ブリッジ 国境に潜む闇

ブリッジ 国境に潜む闇

「ブリッジ 国境に潜む闇」を観た。

The Bridge

正確には、第1シーズン第3話まで観たところで続きを観るのをやめてこれを書いている。おそらく続きを観ないと思う。
ダイアン・クルーガー主演。上司役で「羊たちの沈黙」のバッファロー・ビルことTed Levineが出演。
なんとダイアン・クルーガーをテレビドラマの主役に迎えるというこの作品は、2013年から2014年にかけて第2シーズンまで放送された。もとは北欧の大ヒットドラマをリメイクしたものだ。

アメリカとメキシコの国境の橋の上で女性判事の死体が見つかる。遺体を移動しようとしてわかるが腰のところ(国境線)で切断されていた。そして検視でわかるが上半身と下半身は別人だった。
てな感じでショッキングな事実からスタートするドラマだが、やや嫌な予感が最初からしている。これは雰囲気ドラマじゃないのかーという。とりあえず風呂敷を広げまくって畳む気はないんじゃないのかという。

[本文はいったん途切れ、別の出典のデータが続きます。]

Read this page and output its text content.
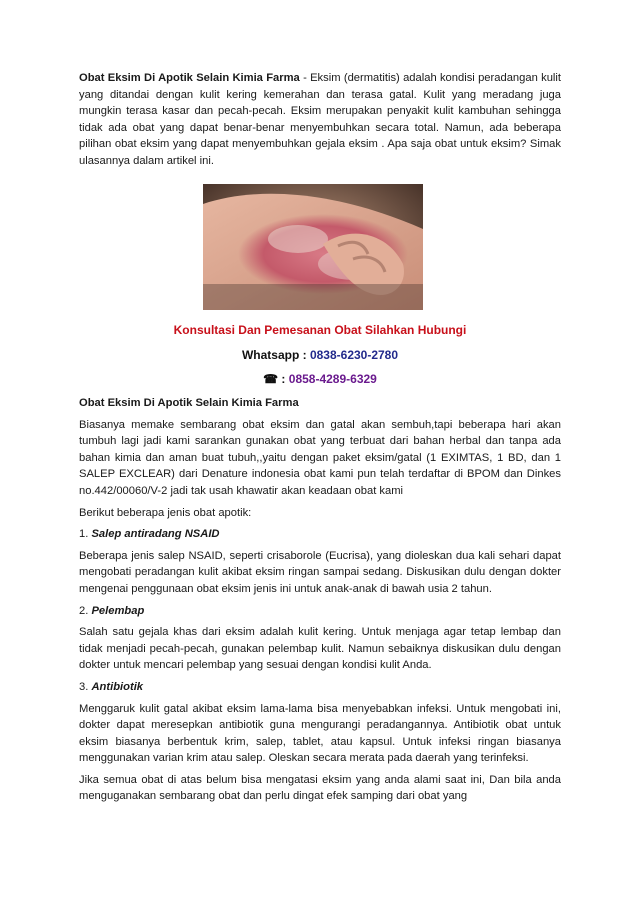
Obat Eksim Di Apotik Selain Kimia Farma - Eksim (dermatitis) adalah kondisi peradangan kulit yang ditandai dengan kulit kering kemerahan dan terasa gatal. Kulit yang meradang juga mungkin terasa kasar dan pecah-pecah. Eksim merupakan penyakit kulit kambuhan sehingga tidak ada obat yang dapat benar-benar menyembuhkan secara total. Namun, ada beberapa pilihan obat eksim yang dapat menyembuhkan gejala eksim . Apa saja obat untuk eksim? Simak ulasannya dalam artikel ini.

Konsultasi Dan Pemesanan Obat Silahkan Hubungi
Whatsapp : 0838-6230-2780
☎ : 0858-4289-6329

Obat Eksim Di Apotik Selain Kimia Farma

Biasanya memake sembarang obat eksim dan gatal akan sembuh,tapi beberapa hari akan tumbuh lagi jadi kami sarankan gunakan obat yang terbuat dari bahan herbal dan tanpa ada bahan kimia dan aman buat tubuh,,yaitu dengan paket eksim/gatal (1 EXIMTAS, 1 BD, dan 1 SALEP EXCLEAR) dari Denature indonesia obat kami pun telah terdaftar di BPOM dan Dinkes no.442/00060/V-2 jadi tak usah khawatir akan keadaan obat kami

Berikut beberapa jenis obat apotik:

1. Salep antiradang NSAID

Beberapa jenis salep NSAID, seperti crisaborole (Eucrisa), yang dioleskan dua kali sehari dapat mengobati peradangan kulit akibat eksim ringan sampai sedang. Diskusikan dulu dengan dokter mengenai penggunaan obat eksim jenis ini untuk anak-anak di bawah usia 2 tahun.

2. Pelembap

Salah satu gejala khas dari eksim adalah kulit kering. Untuk menjaga agar tetap lembap dan tidak menjadi pecah-pecah, gunakan pelembap kulit. Namun sebaiknya diskusikan dulu dengan dokter untuk mencari pelembap yang sesuai dengan kondisi kulit Anda.

3. Antibiotik

Menggaruk kulit gatal akibat eksim lama-lama bisa menyebabkan infeksi. Untuk mengobati ini, dokter dapat meresepkan antibiotik guna mengurangi peradangannya. Antibiotik obat untuk eksim biasanya berbentuk krim, salep, tablet, atau kapsul. Untuk infeksi ringan biasanya menggunakan varian krim atau salep. Oleskan secara merata pada daerah yang terinfeksi.

Jika semua obat di atas belum bisa mengatasi eksim yang anda alami saat ini, Dan bila anda menguganakan sembarang obat dan perlu dingat efek samping dari obat yang
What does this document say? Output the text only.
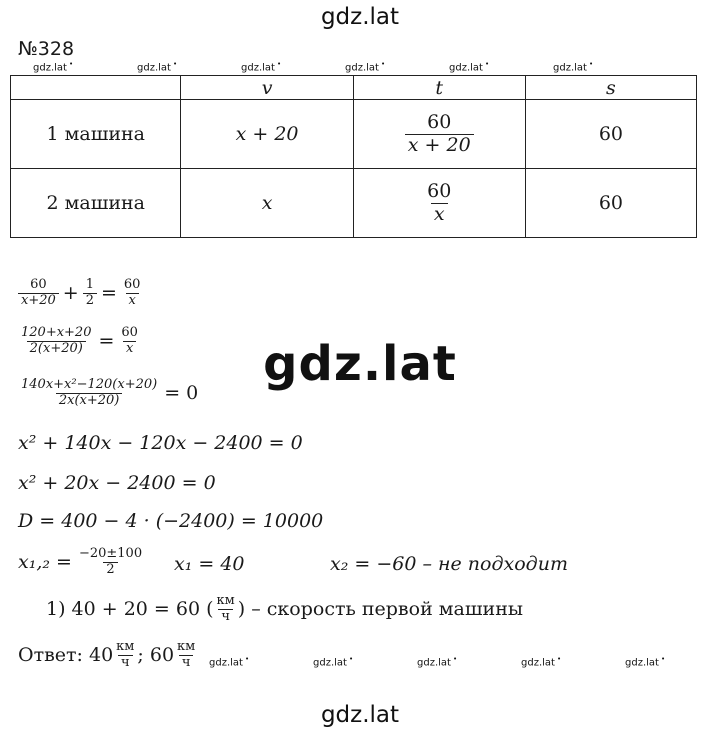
gdz.lat
gdz.lat
gdz.lat
gdz.lat •	gdz.lat •	gdz.lat •	gdz.lat •	gdz.lat •	gdz.lat •
gdz.lat •	gdz.lat •	gdz.lat •	gdz.lat •	gdz.lat •
№328
	v	t	s
1 машина	x + 20	$\frac{60}{x + 20}$	60
2 машина	x	$\frac{60}{x}$	60
$\frac{60}{x+20} + \frac{1}{2} = \frac{60}{x}$
$\frac{120+x+20}{2(x+20)} = \frac{60}{x}$
$\frac{\text{140x+x²−120(x+20)}}{2x(x+20)} = 0$
x² + 140x − 120x − 2400 = 0
x² + 20x − 2400 = 0
D = 400 − 4 · (−2400) = 10000
$x_1,_2 = \frac{-20\pm 100}{2} x_1 = 40$	x₂ = −60 – не подходит
1) 40 + 20 = 60 ( $\frac{км}{ч}$ ) – скорость первой машины
Ответ: $40 \frac{км}{ч}$ ; $60 \frac{км}{ч}$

橋の上で死体が見つかって道路が封鎖されて通行できなくなったが、心臓発作の患者がいる救急車があって、そこに乗っていた未亡人(のちに患者が亡くなった)のエピソードが続き、いったい何だろうと思う。他にも物騒なメキシコ事情が色々と綴られて、これはどうも猟奇殺人だけじゃない社会問題も追いたいのか?と思えるくらい各エピソードが散漫としてくる。

ダイアン・クルーガーは本当に誰が見ても美人という佇まいでして、しかしキャラクターとしてはアスペルガー症候群の女性刑事なのです。どういう設定だよ。アスペルガーなので場を読むことをせずマイペースの発言・行動なので周囲は戸惑いがちだ。しかし事件解決には集中するので威力を発揮する…ということだが。

本当ですかね。なんかキャラクターの描き方がめちゃくちゃステレオだと思いましたよ。「レインマン」のサヴァン症候群みたいなことをやりたかったのだろうか。推理の鍵にそういう要素を入れたいのであれば、それは見世物小屋の感覚だ。それはストーリーテリングではないと思う。
それで脚本が広がるならまだしも、本作では本当に2010年代の作品なのかと思うくらい、脚本技術がなってないと思います。惹きつける要素がほぼ皆無で、正直なところ第1話を観終わった時点でもう辞めようかと思ったくらいだった。我慢してさらに2話観たが、これから面白くなるとはとても思えなかった。

ダイアン・クルーガーを観たいなら、「ホワイト・ライズ」とかいいと思います。あと「ナショナル・トレジャー」も魅力はかなりのものです。